Mr. Supernaw also thanked Councilman O'Donnell's Chief of Staff Bridget Sramek and Field Rep Moises Romero, the crew of Fire Station 22 ("they're thrilled because they won't be pulling motorists out of the ditch anymore").
And he bestowed his group's 1st Annual "Golden Ditch Award" on Councilman O'Donnell...
...along with Gov't Affairs Manager Modica and Neighborhoods First co-founder Joe Sopo who likewise received plaques commemorating the first-ever grassroots Ditch honors.
To hear salient portions of the ceremony (edited for time), turn on your speakers and click the audio links (MP3) below:
The engineering remedy to the ditch, elegant in its simplicity, is the handiwork of City Engineer Mark Christoffels. An underground drain will be installed parallel to the ditch to carry the runoff...and the ditch will be covered and landscaped.
 Image source: City of LB
 Image source: City of LB
 Image source: City of LB
Work begins Monday (June 16) on the eastern end of the job, slated for completion in December 2008. Funding for the second phase of the work (covering the ditch westward to the CSULB pyramid) is funded, paperwork has been submitted to the state for approval...and hopefully a contract can be advertised, bid and awarded by the end of summer, Mr. Christoffels said.
Securing funding to pay for the work involved federal money, state approvals and governmental agencies at several levels...including a Congressional appropriation tucked into a federal transportation bill at City Hall's request by the late Congresswoman Juanita Millender-McDonald (D., Carson-LB). The ditch wasn't in her district but as a senior Dem on the House Transportation Committee, she effectively secured approval for the LB earmark.
Overseeing the prolix political and governmental processes is City Hall's Government Affairs Manager, Tom Modica.

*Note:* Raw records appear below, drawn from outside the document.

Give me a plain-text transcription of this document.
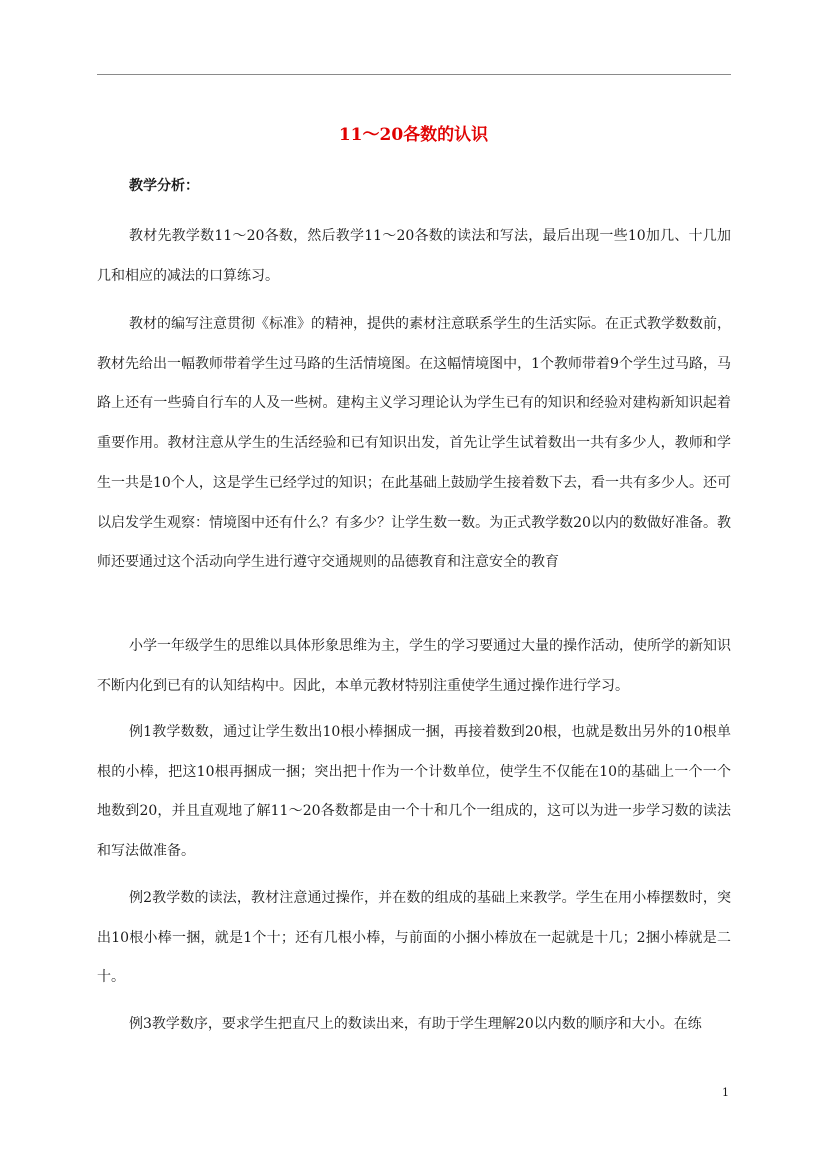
11～20各数的认识
教学分析：

教材先教学数11～20各数，然后教学11～20各数的读法和写法，最后出现一些10加几、十几加几和相应的减法的口算练习。

教材的编写注意贯彻《标准》的精神，提供的素材注意联系学生的生活实际。在正式教学数数前，教材先给出一幅教师带着学生过马路的生活情境图。在这幅情境图中，1个教师带着9个学生过马路，马路上还有一些骑自行车的人及一些树。建构主义学习理论认为学生已有的知识和经验对建构新知识起着重要作用。教材注意从学生的生活经验和已有知识出发，首先让学生试着数出一共有多少人，教师和学生一共是10个人，这是学生已经学过的知识；在此基础上鼓励学生接着数下去，看一共有多少人。还可以启发学生观察：情境图中还有什么？有多少？让学生数一数。为正式教学数20以内的数做好准备。教师还要通过这个活动向学生进行遵守交通规则的品德教育和注意安全的教育

小学一年级学生的思维以具体形象思维为主，学生的学习要通过大量的操作活动，使所学的新知识不断内化到已有的认知结构中。因此，本单元教材特别注重使学生通过操作进行学习。

例1教学数数，通过让学生数出10根小棒捆成一捆，再接着数到20根，也就是数出另外的10根单根的小棒，把这10根再捆成一捆；突出把十作为一个计数单位，使学生不仅能在10的基础上一个一个地数到20，并且直观地了解11～20各数都是由一个十和几个一组成的，这可以为进一步学习数的读法和写法做准备。

例2教学数的读法，教材注意通过操作，并在数的组成的基础上来教学。学生在用小棒摆数时，突出10根小棒一捆，就是1个十；还有几根小棒，与前面的小捆小棒放在一起就是十几；2捆小棒就是二十。

例3教学数序，要求学生把直尺上的数读出来，有助于学生理解20以内数的顺序和大小。在练

1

City Engineer Christoffels likened the final hurdles to a federally complex version of more common (but likewise mind-numbing) "rebate certificate"...in which omitting even one required item can nix the deal.
The Atherton St. ditch had become a neighborhood sore point, home to mosquitoes, trash, odors....
| ...and sometimes vehicles landed in the ditch (as in October, 2005). |  Photo source: Daryl Supernaw |
In early 2004, the Atherton St. Ditch became an issue in the 4th district City Council race (in which O'Donnell defeated incumbent Carroll). As part of a long-standing City Hall federal wish-list, verbiage was inserted in a federal transportation bill by Congresswoman Millender-McDonald to "provide landscape enhancement of an existing open culvert on Atherton Street [in] Long Beach."
That news backfired on former Council incumbent Carroll when residents (including Mr. Supernaw) said they didn't just want the culvert landscaped; they wanted it covered...and City Hall didn't have a plan for that at the time. "Landscaping does nothing to deal with the mosquitoes and odors," local resident Daryl Supernaw said in 2004.
Four years later, it will be both covered and landscaped.